アートなしには生きられない

バレエ、ダンス、クラシック音楽、美術館などシンガポール・東京でのアート体験を中心に。

Midsommar(ミッドサマー)

ある時点で、どうして観に来ちゃったんだろう、という思いが頭をよぎったんだけど、なぜか目が離せなくなるやつ。

 

映画『ミッドサマー』公式サイト

 

アメリカ人の学生4人がスウェーデンからの留学生の友人の地元で行われる特別な祭り・儀式を見に(夏休みと研究を兼ねて)行くのだが、そこは…という話。

 

露出過多という雰囲気の、ああ北欧の夏、という光の映像が景色も色味も美しく、白夜という”異常”な世界でならもしかしてあるかもな、とちょっと思ってしまったりして。

 

主人公デニー自身の過去の事件にまつわる精神の不安定さと、彼氏クリスチアンとの関係の微妙さ、それをもって訪れた一見平和でのどかで牧歌的なコミュニティに漂う違和感。

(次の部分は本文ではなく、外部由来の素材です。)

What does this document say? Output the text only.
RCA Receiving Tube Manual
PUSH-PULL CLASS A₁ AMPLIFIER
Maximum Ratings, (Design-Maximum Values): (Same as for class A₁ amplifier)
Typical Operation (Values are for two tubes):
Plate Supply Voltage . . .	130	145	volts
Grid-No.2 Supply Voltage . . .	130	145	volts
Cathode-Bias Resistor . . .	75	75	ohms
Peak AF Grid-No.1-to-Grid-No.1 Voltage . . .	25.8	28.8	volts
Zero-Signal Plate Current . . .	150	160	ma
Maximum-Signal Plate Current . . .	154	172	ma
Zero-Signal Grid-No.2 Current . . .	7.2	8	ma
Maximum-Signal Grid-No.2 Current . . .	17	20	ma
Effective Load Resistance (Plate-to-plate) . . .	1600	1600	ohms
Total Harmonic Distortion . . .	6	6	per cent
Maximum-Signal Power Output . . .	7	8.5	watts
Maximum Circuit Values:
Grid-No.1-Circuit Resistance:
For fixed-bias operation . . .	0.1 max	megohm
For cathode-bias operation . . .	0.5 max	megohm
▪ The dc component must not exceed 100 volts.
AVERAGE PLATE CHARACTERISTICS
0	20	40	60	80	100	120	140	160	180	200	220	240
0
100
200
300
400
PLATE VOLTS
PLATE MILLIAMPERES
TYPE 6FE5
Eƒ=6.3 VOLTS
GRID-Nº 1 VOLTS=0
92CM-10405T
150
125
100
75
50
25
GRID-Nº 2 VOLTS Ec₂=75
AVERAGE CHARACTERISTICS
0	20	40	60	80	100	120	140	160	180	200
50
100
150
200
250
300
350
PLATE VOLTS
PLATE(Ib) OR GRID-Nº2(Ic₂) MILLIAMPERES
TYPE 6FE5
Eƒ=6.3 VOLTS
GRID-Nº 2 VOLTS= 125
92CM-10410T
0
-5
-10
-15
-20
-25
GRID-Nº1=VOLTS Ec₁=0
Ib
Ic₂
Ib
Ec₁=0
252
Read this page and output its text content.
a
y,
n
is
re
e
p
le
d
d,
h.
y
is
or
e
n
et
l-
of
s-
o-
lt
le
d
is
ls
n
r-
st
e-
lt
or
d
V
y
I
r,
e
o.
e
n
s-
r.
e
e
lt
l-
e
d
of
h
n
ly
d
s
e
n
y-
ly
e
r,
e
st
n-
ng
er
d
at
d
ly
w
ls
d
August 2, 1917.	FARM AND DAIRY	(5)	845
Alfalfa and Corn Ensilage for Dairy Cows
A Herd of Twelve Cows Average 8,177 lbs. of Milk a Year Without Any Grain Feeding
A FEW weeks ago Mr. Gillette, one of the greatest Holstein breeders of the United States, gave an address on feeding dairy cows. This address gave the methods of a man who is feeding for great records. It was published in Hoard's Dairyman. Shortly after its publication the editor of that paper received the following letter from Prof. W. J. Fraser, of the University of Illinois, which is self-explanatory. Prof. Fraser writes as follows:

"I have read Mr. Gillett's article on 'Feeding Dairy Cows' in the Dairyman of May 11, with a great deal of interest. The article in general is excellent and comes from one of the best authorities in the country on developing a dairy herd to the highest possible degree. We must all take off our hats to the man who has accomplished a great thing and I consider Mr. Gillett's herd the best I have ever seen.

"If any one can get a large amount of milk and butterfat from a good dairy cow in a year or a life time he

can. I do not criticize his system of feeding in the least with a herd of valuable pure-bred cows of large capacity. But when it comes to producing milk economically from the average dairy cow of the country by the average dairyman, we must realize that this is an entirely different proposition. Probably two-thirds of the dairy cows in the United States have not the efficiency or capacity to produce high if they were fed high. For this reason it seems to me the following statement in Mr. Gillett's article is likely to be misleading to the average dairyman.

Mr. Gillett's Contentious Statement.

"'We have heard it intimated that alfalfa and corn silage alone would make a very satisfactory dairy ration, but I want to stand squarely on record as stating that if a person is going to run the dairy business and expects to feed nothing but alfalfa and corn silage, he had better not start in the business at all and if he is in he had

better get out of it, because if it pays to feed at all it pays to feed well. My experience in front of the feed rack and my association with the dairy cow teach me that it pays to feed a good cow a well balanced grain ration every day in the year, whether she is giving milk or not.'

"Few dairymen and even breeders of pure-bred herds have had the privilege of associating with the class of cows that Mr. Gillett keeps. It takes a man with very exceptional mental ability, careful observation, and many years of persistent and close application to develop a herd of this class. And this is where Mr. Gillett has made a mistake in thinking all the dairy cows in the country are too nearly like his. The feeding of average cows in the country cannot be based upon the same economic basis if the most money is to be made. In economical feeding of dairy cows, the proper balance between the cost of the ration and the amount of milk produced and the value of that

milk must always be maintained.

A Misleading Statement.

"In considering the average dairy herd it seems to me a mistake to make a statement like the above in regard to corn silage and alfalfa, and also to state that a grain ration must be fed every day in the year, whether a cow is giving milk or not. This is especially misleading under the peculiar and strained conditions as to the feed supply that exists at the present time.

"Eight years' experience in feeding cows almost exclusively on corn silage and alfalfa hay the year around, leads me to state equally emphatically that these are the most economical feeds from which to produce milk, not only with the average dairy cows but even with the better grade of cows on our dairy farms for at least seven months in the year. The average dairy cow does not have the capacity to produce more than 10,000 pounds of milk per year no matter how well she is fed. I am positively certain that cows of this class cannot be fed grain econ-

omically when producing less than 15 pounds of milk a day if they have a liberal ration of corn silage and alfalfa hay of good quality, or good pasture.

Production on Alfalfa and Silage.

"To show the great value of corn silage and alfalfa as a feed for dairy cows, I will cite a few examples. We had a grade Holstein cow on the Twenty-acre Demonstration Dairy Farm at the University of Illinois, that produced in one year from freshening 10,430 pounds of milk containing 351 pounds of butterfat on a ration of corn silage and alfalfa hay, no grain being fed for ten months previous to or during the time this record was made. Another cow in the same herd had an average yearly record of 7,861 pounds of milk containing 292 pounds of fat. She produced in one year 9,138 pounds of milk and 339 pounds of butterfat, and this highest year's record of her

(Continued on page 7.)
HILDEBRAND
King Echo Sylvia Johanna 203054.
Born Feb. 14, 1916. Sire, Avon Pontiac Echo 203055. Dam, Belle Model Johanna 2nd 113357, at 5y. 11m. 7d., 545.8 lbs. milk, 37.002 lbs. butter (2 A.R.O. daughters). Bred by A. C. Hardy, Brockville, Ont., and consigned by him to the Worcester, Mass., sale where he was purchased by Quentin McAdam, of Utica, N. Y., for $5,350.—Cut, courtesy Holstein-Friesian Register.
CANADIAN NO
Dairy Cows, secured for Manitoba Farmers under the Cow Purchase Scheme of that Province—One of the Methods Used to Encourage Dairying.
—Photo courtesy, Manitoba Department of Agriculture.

何重にも不安定で、見ててずっとざわざわさせられる。

 

心の準備がないところに突然の衝撃映像とかやってきてぎょえーってなったりするんだけど、こっちはこんなにショック受けてるのに、村人たちは全く動じてないそのギャップが怖さを煽るよね。。

 

そして最後だけど、あの表情から何を受け取るか。私は、そうか、しあわせに暮らすのかもしれないな、と思った。それまでの不安定さに決着がついたというか。

 

でもまあ、これは意見が分かれそう。そして誰にでもはオススメはできない(笑)

 

田舎の閉鎖的なコミュニティ独特の、外部から見たら異常だったり野蛮だったりする”習慣”や”祭り”、というのは考えてみれば日本にも結構あるのではないか。それを伝統や文化だから”オープンな心”で受け入れるべきなのか、というのは、わりとよく突き付けられる話かも。逆に自分の物差しで全否定するのも乱暴だし。難しい。

 

閉じた小さなコミュニティというのは、そこに一体化できる人にとっては非常に居心地が良くて何も考える必要がなくなる。でも一体化できない人にとっては地獄だよね。逃げ場がない。そこで生きていくためには一体化せざるを得ない…。怖い。

 

見終った直後はうわー選択間違えたーと思ったんだけど、その後じわじわ考えが広がって、実はとても深い映画だと思った。